Title: Jesus on Every Page: 10 Simple Ways to Seek and Find Christ in the Old Testament
Author: David Murray
Publisher: Thomas Nelson
Year: 2013

I had the opportunity to review Dr. David Murray’s new book, “Jesus on Every Page: 10 Simple Ways to Seek and Find Christ in the Old Testament”. Overall, I think it is a great book for helping the average Christian understand that Christ is the focal point of all of Scripture, not just the New Testament. This is a problem that plagues much of evangelicalism, and even some in reformed circles; however, Dr. Murray helps us to understand the importance and necessity of finding Christ, even in obscure Old Testament texts.

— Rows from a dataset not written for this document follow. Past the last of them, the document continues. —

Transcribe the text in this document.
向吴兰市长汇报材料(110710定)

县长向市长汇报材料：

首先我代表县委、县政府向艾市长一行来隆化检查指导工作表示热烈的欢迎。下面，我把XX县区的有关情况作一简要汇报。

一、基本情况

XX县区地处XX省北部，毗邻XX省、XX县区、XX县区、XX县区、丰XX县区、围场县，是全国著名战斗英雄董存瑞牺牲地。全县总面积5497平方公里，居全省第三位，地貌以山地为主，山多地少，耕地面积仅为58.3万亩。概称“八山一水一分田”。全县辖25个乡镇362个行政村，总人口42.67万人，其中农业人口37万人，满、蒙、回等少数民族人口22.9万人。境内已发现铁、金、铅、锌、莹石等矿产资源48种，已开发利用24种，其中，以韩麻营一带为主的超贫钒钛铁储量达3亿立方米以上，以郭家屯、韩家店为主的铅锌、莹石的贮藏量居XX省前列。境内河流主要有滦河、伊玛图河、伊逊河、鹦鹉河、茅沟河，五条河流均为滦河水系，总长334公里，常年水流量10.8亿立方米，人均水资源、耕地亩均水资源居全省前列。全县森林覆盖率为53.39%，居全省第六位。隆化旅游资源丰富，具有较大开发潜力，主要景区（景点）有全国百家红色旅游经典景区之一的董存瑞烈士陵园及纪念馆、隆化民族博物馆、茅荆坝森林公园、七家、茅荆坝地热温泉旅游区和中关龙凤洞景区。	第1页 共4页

This established, I found it strange that he took so much time “refuting” the idea of republication in the Mosaic covenant. As an open-minded republicationist, my main problem with his approach is that he didn’t make any substantial exegetical argument to prove the lack of the republication of the covenant of works in the Mosaic covenant. My only other complaints are editorial, or on the publication end of things. First, the endnotes should have been footnotes, it would have been much easier to reference them. Secondly, there were far too many subheadings throughout the chapters for my liking, and at times there was only a single sentence or paragraph between them. Lastly, I’ve still yet to receive my physical copy of the book; were it not for the PDF that Dr. Murray sent me, I wouldn’t be writing this review.

All that aside, I think the best parts of the book were when Dr. Murray went through the various OT genres (history, covenants, law, prophecy, poetry, etc.) to explain how to look for and where to find Christ. Further, the book is very readable, even sharing Dr. Murray’s own personal struggles in this area over the years; such honesty is encouraging for those of us who struggle with these issues in our own lives.

Overall, this book is a wonderful tool for guiding the reader to find Christ throughout Scripture. It could be a great resource for small groups, and Bible studies. I would highly recommend it.